A bankruptcy case may be filed against a debtor under chapter 7 or 11 of the Bankruptcy Code. The debtor may challenge the filing and the petitioning creditor(s) may have to post a bond to cover the debtor’s potential damages. If the debtor’s challenge succeeds, that petitioning creditor(s) may be liable for consequential or even punitive damages. If the debtor loses or does not make that challenge, an order of relief will be entered and the case will proceed as if it had been initiated by the debtor.
To be an involuntary debtor, a debtor must be otherwise eligible to be a debtor under chapter 7 or 11 (i.e., is not a bank, credit union, or insurance company, among other things) and may not be a farmer or non-profit corporation. The petitioning creditor(s), if challenged, will have to prove that at the time of the petition, the debtor was generally not paying its debts as they came due or that within 120 days previously, a custodian (receiver, assignee, liquidator, etc.) had been appointed or took possession of substantially all of the debtor’s property.
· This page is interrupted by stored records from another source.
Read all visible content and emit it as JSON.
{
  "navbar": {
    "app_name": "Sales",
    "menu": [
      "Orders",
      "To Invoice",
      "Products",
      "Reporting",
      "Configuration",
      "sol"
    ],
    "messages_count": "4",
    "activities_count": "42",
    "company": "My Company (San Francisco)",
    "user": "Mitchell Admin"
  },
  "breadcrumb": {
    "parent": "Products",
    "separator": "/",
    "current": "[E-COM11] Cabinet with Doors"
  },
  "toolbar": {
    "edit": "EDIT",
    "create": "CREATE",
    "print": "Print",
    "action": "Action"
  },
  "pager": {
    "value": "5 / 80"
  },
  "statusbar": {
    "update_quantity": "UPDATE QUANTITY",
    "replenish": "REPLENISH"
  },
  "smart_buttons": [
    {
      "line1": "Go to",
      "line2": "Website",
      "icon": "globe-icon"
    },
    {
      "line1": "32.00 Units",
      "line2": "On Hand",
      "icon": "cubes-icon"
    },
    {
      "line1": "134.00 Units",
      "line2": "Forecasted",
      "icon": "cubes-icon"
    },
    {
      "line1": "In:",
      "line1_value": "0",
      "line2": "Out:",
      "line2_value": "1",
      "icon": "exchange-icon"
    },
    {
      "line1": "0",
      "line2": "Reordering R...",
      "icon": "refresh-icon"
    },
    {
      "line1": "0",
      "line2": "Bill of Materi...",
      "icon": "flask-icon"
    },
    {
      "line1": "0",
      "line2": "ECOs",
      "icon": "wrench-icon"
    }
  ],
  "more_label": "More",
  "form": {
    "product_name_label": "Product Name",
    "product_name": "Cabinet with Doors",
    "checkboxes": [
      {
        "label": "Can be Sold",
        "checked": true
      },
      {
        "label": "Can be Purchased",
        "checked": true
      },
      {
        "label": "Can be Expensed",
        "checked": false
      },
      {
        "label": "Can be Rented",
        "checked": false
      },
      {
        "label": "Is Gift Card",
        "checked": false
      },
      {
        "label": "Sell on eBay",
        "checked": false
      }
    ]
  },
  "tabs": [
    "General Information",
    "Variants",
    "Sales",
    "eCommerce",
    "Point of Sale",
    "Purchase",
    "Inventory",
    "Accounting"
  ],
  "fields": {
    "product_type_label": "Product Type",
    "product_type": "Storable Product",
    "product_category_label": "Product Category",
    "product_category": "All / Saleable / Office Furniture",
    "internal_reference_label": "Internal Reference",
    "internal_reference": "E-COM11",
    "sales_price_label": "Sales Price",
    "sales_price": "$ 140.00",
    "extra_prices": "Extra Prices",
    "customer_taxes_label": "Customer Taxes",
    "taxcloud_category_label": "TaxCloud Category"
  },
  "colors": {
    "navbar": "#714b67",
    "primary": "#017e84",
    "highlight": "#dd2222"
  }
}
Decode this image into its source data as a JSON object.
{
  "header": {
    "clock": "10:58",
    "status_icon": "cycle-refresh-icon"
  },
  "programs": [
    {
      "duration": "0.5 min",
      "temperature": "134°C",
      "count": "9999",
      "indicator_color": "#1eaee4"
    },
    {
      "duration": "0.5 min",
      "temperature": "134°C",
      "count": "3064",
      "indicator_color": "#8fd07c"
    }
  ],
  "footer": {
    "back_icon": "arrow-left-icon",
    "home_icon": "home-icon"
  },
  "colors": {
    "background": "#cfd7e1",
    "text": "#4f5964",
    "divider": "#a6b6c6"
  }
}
If the debtor has fewer than 12 creditors, then one creditor who has a non-contingent and not validly disputed claim above the statutory minimum may initiate the case. If the debtor has 12 or more creditors, then three such creditors must join in the petition. See 11 U.S.C. § 303 and Jonathan Friedland, Elizabeth Vandesteeg and Christopher Cahill, eds. Commercial Bankruptcy Litigation (2d Ed. Thomson Reuters, 2015) §§ 4:17-39.